Organization, like any skill, can be learned. Use this easy-to-remember, three-step principle to help teach your girl how to manage her belongings and her time—and eliminate the stress and frustration that comes from disorganization.

"Sort Your Stuff..."

How it works for her things:

No matter the size of the space—small, like a backpack, or large, like a bedroom— things tend to collect there. What things? Knowing that is half the battle! To sort her stuff, she first has to see what’s there: gather everything that is cluttering up the space—empty the backpack, collect everything of one type (e.g. hair accessories) from a room, or choose a hot spot where random things seem to collect—then create categories. She might divide her things into what belongs in that space and what doesn’t, or she may think through what she wants to keep, toss, or give away. Then set a timer for 15 minutes (because seeing all that stuff in a cluttered heap can feel overwhelming), crank some music, and see how much your girl can do!

How it works for her time:

Just like managing clutter begins by knowing what stuff has collected in a space, the first step in managing time is knowing how long different tasks take. Your girl may think it takes five minutes to shower or 30 seconds to brush her teeth, but if she actually needs 20 minutes to shower and a dentist-approved two minutes to brush, then her morning or evening routine becomes frantic. Help her ‘sort’ her time by having her list everything she does during a given period, such as the time she has between waking up and leaving for school, and how long she thinks it takes to complete each activity on her list. Then use a stopwatch or kitchen timer to see how long each activity really takes. With all this good information on hand, help your girl decide how to sort it out using categories like “now,” “later,” or “in advance.” If packing her lunch and picking out her clothes can be sorted from the “now” category to “the night before,” then maybe she can shave 20 minutes off her routine and turn morning madness into something a lot more manageable.

"Put it Away..."

How it works for her things:

After all that sorting, where’s the best place to put everything? Help your girl think about where she does what and create zones for each activity. For her backpack or other small space, have her store the things she needs in the places or pockets where she’ll most likely reach for them—a zone for her keys, phone, and headphones; a zone for her books, homework, and folders; another for her hat and gloves. At home, encourage her to create a clothing zone, a study zone, a get-ready zone, etc. where she keeps all the things she needs for that activity—supplies, devices, or other odds and ends. Help her group small items in pouches, bins, or caddies and think about what to display and what to tuck away. By leading her to think about each thing’s purpose, you can help your girl create a system that matches her things to the spaces where she needs them.

How it works for her time:

The idea of “putting away” time may sound odd, but it’s really not so different from helping your girl create zones for her things: both involve designating space for different activities or purposes.
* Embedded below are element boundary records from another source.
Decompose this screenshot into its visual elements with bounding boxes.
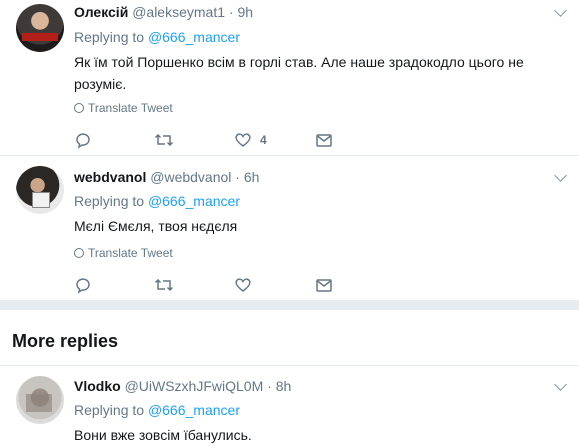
- tweet-time[interactable]: 8h: [276, 378, 292, 394]
- envelope-icon: [316, 134, 332, 147]
- retweet-icon: [154, 133, 174, 147]
- direct-message-button[interactable]: [315, 130, 333, 150]
- retweet-button[interactable]: [154, 130, 174, 150]
- globe-icon: [74, 103, 84, 113]
- retweet-button[interactable]: [154, 275, 174, 295]
- replying-to: Replying to @666_mancer: [74, 28, 240, 46]
- translate-label: Translate Tweet: [88, 101, 173, 115]
- more-replies-section: More replies: [0, 310, 579, 366]
- tweet-text: Мєлі Ємєля, твоя нєдєля: [74, 218, 238, 234]
- user-name[interactable]: Vlodko: [74, 378, 121, 394]
- user-handle[interactable]: @webdvanol: [150, 169, 231, 185]
- separator-dot: ·: [235, 169, 240, 185]
- tweet-actions: [74, 275, 374, 295]
- avatar[interactable]: [16, 376, 64, 424]
- replying-mention[interactable]: @666_mancer: [148, 29, 240, 45]
- translate-tweet-link[interactable]: Translate Tweet: [74, 100, 173, 116]
- envelope-icon: [316, 279, 332, 292]
- tweet-actions: 4: [74, 130, 374, 150]
- replying-prefix: Replying to: [74, 402, 148, 418]
- user-name[interactable]: webdvanol: [74, 169, 146, 185]
- replying-prefix: Replying to: [74, 29, 148, 45]
- replying-to: Replying to @666_mancer: [74, 192, 240, 210]
- heart-icon: [235, 278, 251, 292]
- reply-button[interactable]: [74, 275, 92, 295]
- like-count: 4: [260, 133, 267, 147]
- translate-tweet-link[interactable]: Translate Tweet: [74, 245, 173, 261]
- tweet-header: Олексій @alekseymat1 · 9h: [74, 3, 253, 21]
- avatar[interactable]: [16, 166, 64, 214]
- tweet-text: Вони вже зовсім їбанулись.: [74, 427, 252, 443]
- replying-mention[interactable]: @666_mancer: [148, 193, 240, 209]
- tweet-time[interactable]: 6h: [244, 169, 260, 185]
- direct-message-button[interactable]: [315, 275, 333, 295]
- like-button[interactable]: 4: [234, 130, 267, 150]
- replying-mention[interactable]: @666_mancer: [148, 402, 240, 418]
- tweet-header: webdvanol @webdvanol · 6h: [74, 168, 259, 186]
- user-name[interactable]: Олексій: [74, 4, 128, 20]
- tweet-time[interactable]: 9h: [237, 4, 253, 20]
- section-divider: [0, 300, 579, 310]
- avatar[interactable]: [16, 4, 64, 52]
- tweet-text: Як їм той Порше­нко всім в горлі став. А…: [74, 54, 524, 92]
- reply-button[interactable]: [74, 130, 92, 150]
- separator-dot: ·: [228, 4, 234, 20]
- translate-label: Translate Tweet: [88, 246, 173, 260]
- globe-icon: [74, 248, 84, 258]
- separator-dot: ·: [267, 378, 272, 394]
- user-handle[interactable]: @UiWSzxhJFwiQL0M: [125, 378, 264, 394]
- reply-icon: [76, 133, 90, 149]
- chevron-down-icon[interactable]: [554, 4, 567, 17]
- tweet[interactable]: Олексій @alekseymat1 · 9h Replying to @6…: [0, 0, 579, 156]
- reply-icon: [76, 278, 90, 294]
- replying-prefix: Replying to: [74, 193, 148, 209]
- heart-icon: [235, 133, 251, 147]
- tweet-header: Vlodko @UiWSzxhJFwiQL0M · 8h: [74, 377, 291, 395]
- like-button[interactable]: [234, 275, 260, 295]
- replying-to: Replying to @666_mancer: [74, 401, 240, 419]
- retweet-icon: [154, 278, 174, 292]
- user-handle[interactable]: @alekseymat1: [132, 4, 225, 20]
- more-replies-heading: More replies: [12, 331, 119, 351]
Teaching your girl how to use a calendar or planner to keep track of her schedule and projects helps her develop a valuable skill and gain perspective on how she uses her time. Help her begin by writing down every practice, recital, sleepover, or event. Then help her block off time for homework, getting cleaned up, and other routines—even sleep! Talk to her about what time is left. Is there a lot? Is there too little? Free time is important, and some girls need a lot of free time to recharge. Other girls might find it stressful to have too much free time. Wherever your girl falls on that spectrum, having her schedule all mapped out in front of her can help her know what she needs and when—and that will help her “put away” time for the things that matter most.

"Keep It That Way!"

How it works for her things:

She’s cut clutter and created zones. She knows exactly where everything is, and when she looks around her room, it’s filled with things that make her smile. Bravo! She’s in control of her space. And you both want to keep it that way, right? The secret to maintaining all that order is in building good habits: help your girl schedule time to sort, set limits on how much space any one thing can claim, create short daily and longer weekly routines, and offer lots of support and encouragement. It takes time to adopt a new habit, so be patient and celebrate your girl’s outstanding effort.

How it works for her time:

Teaching your daughter to take control of her time may feel tougher than organizing her stuff: unlike the clutter that spills out of her closets and drawers, time is invisible. It can sneak up on her or fly right on by. Keeping up with her calendar is a great way to start. Then, when she’s ready, encourage her to build on her time management skills. Help her identify and beware of time stealers. Show her strategies to avoid procrastination. Encourage her to listen to what her body is telling her it needs, whether that’s more down time, a quick break from studying, more exercise, fewer activities if she’s over-committed, or just a little creative time—and support her as she works that out in her schedule. Finally, help your girl learn how to say “No,” which can be the biggest challenge of all!